The Chilean bourgeoisie is aware that, most likely, the new constitution will strip them of the judicial tools that historically have allowed them to plunder the economic resources of the country. It will not be at all easy for the Convention members and for the Chilean people to resist the attacks that will surely be perpetuated against this democratic organization. During the electoral campaign of the constituents, the vast majority of candidates put forward issues that they considered should be included in this fundamental document: 

1. That the new constitution recognize native peoples, who for generations have been fighting for their rights and their territories, as has been the case of the Mapuche people. It is worth highlighting that in Chile, there is currently an “anti-terrorist” law that was designed and passed exclusively to fight, through violence, the self-defense actions conducted by the Mapuche community. At the same time, it has been proposed that the Republic of Chile be considered a Plurinational State, that is, as Mapuche journalist and activist Pedro Cayuqueo expressed, “the recognition of the diversity of nations that make up the State.” 

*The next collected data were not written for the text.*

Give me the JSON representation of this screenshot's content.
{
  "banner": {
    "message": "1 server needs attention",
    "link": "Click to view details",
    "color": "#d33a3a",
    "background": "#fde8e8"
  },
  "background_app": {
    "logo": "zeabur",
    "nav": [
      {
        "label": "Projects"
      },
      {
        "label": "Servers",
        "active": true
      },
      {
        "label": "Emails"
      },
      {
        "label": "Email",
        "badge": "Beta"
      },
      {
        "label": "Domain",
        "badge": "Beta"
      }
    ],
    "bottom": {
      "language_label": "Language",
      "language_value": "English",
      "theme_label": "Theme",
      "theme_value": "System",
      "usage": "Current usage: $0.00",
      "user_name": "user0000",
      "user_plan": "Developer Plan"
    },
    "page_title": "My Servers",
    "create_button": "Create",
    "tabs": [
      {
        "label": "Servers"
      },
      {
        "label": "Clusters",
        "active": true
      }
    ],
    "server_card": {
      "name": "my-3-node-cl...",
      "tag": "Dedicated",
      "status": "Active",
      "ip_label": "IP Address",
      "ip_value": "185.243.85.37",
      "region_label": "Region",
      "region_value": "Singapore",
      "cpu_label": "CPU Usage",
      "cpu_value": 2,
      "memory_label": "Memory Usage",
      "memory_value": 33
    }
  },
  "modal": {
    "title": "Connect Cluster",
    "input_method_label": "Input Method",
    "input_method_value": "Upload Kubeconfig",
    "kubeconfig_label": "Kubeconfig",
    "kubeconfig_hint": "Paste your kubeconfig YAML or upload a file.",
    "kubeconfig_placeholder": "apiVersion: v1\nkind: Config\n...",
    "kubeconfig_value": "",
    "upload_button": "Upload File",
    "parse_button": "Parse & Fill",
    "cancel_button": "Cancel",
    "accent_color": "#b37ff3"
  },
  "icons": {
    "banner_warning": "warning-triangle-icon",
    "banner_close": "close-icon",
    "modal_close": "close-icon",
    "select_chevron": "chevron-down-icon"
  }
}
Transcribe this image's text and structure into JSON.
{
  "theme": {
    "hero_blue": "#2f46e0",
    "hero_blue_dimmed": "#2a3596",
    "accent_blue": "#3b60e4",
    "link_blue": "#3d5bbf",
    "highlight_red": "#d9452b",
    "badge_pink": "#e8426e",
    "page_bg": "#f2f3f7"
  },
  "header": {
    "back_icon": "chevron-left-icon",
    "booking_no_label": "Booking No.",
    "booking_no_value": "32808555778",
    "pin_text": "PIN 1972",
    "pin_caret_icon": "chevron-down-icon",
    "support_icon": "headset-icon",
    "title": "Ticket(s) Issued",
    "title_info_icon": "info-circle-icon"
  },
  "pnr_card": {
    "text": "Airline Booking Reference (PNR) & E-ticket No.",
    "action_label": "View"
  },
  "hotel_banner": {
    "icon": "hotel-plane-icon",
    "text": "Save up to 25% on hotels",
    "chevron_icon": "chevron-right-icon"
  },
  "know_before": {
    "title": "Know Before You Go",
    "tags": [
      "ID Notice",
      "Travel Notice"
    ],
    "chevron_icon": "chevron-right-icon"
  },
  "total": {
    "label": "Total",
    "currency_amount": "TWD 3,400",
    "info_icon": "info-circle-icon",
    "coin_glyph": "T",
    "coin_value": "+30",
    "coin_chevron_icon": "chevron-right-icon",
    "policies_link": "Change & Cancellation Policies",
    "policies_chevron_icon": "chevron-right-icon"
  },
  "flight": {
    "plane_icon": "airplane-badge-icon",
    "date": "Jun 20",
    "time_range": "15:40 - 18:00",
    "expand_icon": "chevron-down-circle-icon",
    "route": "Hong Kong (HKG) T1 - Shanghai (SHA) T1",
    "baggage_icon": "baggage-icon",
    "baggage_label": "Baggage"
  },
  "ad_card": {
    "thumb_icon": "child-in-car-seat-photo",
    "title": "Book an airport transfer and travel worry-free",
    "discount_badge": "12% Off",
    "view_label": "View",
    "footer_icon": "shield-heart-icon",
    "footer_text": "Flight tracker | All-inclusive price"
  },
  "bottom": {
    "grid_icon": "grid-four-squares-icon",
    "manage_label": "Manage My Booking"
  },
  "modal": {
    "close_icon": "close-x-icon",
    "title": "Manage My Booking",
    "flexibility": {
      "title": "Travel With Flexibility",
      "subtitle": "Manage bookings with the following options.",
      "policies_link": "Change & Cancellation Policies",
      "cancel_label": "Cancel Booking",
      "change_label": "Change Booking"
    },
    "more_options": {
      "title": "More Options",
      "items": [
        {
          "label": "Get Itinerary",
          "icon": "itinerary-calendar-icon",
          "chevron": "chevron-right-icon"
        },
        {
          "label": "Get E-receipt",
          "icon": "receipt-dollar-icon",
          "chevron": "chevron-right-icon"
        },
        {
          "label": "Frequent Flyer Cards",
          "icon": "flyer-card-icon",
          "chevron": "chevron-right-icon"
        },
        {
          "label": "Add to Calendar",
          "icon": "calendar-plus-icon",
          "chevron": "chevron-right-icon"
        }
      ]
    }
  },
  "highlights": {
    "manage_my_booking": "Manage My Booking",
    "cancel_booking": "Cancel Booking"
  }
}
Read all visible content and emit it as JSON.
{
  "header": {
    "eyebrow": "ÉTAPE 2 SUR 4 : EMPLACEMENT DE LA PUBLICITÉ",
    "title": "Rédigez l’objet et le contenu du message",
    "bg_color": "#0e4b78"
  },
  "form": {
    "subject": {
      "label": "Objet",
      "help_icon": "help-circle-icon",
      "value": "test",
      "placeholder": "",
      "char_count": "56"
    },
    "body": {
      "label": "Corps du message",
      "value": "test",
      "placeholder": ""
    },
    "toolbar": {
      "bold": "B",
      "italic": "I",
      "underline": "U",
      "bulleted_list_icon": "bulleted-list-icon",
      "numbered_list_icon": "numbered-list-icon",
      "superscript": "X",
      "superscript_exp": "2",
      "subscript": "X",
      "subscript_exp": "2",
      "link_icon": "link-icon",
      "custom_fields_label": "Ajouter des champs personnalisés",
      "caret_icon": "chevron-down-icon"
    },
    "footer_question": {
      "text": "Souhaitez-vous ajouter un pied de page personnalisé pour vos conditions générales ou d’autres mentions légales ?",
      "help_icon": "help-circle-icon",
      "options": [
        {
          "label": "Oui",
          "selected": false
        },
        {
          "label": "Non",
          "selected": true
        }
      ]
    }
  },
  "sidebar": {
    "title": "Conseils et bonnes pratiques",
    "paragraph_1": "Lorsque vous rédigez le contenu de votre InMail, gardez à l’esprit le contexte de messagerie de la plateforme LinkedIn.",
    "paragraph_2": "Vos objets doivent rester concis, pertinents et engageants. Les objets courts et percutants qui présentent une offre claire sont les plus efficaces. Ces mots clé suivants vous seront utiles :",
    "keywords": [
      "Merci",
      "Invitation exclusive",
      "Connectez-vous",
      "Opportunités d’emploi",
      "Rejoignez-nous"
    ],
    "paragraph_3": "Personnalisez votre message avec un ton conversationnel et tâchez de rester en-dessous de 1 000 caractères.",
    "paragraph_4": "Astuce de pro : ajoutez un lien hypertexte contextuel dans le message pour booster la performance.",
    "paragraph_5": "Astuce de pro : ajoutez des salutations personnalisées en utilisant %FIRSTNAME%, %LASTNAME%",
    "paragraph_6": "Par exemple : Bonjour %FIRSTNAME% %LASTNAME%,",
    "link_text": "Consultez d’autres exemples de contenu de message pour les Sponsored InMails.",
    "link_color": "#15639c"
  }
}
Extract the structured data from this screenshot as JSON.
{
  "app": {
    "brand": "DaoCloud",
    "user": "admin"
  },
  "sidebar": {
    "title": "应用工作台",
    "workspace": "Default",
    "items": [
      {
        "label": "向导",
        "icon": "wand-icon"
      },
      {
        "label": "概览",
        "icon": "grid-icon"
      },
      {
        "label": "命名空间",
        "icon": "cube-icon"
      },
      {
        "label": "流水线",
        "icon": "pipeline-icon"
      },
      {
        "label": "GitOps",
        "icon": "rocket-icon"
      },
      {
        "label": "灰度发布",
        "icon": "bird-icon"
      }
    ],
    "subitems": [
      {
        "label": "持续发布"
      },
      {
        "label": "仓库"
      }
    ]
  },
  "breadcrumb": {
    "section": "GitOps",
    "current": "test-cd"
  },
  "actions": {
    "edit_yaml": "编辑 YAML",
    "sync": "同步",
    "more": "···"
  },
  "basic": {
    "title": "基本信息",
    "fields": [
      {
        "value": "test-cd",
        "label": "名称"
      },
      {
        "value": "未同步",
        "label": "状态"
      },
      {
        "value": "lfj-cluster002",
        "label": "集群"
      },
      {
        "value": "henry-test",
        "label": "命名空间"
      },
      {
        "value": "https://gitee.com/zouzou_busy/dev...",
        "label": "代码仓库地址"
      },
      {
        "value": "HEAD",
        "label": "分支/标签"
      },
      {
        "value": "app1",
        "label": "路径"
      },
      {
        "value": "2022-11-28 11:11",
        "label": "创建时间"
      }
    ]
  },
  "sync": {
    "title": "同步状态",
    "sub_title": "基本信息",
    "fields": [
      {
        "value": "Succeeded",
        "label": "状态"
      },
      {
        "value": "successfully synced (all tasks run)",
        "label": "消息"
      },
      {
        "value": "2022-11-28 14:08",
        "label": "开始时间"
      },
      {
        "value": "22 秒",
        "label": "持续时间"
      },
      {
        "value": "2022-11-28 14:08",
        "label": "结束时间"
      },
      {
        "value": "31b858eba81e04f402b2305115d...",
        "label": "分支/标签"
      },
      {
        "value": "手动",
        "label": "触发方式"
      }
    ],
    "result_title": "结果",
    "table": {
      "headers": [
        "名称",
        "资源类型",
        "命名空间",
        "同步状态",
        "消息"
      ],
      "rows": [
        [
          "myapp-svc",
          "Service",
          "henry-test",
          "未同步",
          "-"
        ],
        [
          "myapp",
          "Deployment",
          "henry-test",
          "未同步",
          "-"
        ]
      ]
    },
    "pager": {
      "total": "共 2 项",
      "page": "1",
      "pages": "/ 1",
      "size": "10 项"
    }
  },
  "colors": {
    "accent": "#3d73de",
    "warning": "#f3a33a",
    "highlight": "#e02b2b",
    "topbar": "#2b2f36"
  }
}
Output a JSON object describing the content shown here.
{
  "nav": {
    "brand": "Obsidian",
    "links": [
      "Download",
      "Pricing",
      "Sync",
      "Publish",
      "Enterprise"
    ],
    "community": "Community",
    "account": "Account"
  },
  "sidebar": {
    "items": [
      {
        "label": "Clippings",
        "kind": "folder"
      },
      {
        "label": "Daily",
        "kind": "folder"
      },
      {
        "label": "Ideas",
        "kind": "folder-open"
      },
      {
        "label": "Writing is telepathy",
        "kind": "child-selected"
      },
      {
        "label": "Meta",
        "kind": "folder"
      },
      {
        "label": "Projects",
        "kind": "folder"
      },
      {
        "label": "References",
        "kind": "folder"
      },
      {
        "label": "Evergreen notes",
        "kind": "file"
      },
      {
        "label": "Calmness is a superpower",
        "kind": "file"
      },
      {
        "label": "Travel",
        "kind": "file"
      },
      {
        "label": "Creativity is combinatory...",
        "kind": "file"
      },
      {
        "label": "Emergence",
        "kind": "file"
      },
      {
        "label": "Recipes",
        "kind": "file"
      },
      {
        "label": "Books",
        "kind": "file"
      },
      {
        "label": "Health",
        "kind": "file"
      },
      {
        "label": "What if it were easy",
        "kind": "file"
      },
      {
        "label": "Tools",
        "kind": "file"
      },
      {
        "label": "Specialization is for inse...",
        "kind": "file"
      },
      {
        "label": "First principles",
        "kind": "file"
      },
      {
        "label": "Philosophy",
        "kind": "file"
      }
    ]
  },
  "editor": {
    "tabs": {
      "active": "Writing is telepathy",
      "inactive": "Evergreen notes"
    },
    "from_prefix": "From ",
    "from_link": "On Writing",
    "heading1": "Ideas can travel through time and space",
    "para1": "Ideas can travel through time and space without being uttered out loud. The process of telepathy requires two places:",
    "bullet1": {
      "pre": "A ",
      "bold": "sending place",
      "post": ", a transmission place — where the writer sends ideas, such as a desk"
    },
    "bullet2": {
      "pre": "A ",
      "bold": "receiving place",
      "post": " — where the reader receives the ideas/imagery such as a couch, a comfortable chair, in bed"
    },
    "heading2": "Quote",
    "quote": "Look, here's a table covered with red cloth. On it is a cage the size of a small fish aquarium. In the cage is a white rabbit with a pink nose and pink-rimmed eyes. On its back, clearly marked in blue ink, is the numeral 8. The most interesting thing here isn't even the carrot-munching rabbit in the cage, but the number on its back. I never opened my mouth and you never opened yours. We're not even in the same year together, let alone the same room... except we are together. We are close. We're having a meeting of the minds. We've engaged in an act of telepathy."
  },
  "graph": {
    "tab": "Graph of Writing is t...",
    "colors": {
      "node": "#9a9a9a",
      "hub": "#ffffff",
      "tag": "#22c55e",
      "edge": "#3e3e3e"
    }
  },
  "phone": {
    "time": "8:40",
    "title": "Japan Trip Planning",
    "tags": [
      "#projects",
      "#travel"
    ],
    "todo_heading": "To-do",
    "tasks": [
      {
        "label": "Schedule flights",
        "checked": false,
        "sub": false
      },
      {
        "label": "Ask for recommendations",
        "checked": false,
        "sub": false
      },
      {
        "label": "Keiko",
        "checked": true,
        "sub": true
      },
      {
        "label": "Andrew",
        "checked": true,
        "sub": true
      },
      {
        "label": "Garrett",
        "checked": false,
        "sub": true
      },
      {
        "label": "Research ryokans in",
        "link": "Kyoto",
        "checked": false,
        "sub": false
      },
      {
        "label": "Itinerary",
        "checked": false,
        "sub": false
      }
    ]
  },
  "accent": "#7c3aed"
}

2. To include the right to quality and free education for all, ending the decades of privatizing education in Chile. 

3. The right to have access to a free and high-quality public health system, as a fundamental requirement for a functioning society. 

4. The right to have access to a public transportation system that has affordable fees, as a fundamental condition to facilitate the mobility of the people to conduct their everyday activities. 

5. That the constitution guarantee the respect of diversity in all its expressions, in terms of race, sexuality, gender and others. That Chile stand out as being inclusive in every sense of the word. 

6. The right to a job, as a basic pillar for the economic maintenance and integral human development of all. 

7. That the constitution assures the creation of a pension system that offers decent pensions for all Chilean workers of retirement age. 

8. The protection of the environment, through the development of sustainable energy sources and the nationalization of natural resources, such as water, native forests and biodiversity that should belong to all Chileans. Chile is one of the few countries that has privatized such an essential resource as water. 

These are only some of the points of discussion that representatives have included in the agenda for the Constitutional Convention. The questions remain: Will the Chilean oligarchy allow these rights to be included in the Constitution? What type of repressive measures will the Chilean bourgeoisie adopt to stop this process of social change? What will be the response of the Chilean people to these proposed changes? 

The only thing certain at this time is that to carry out this political transformation in Chilean society, it will be necessary to support, through massive popular mobilizations, the arduous and difficult work that lies ahead for the Constitutional Convention.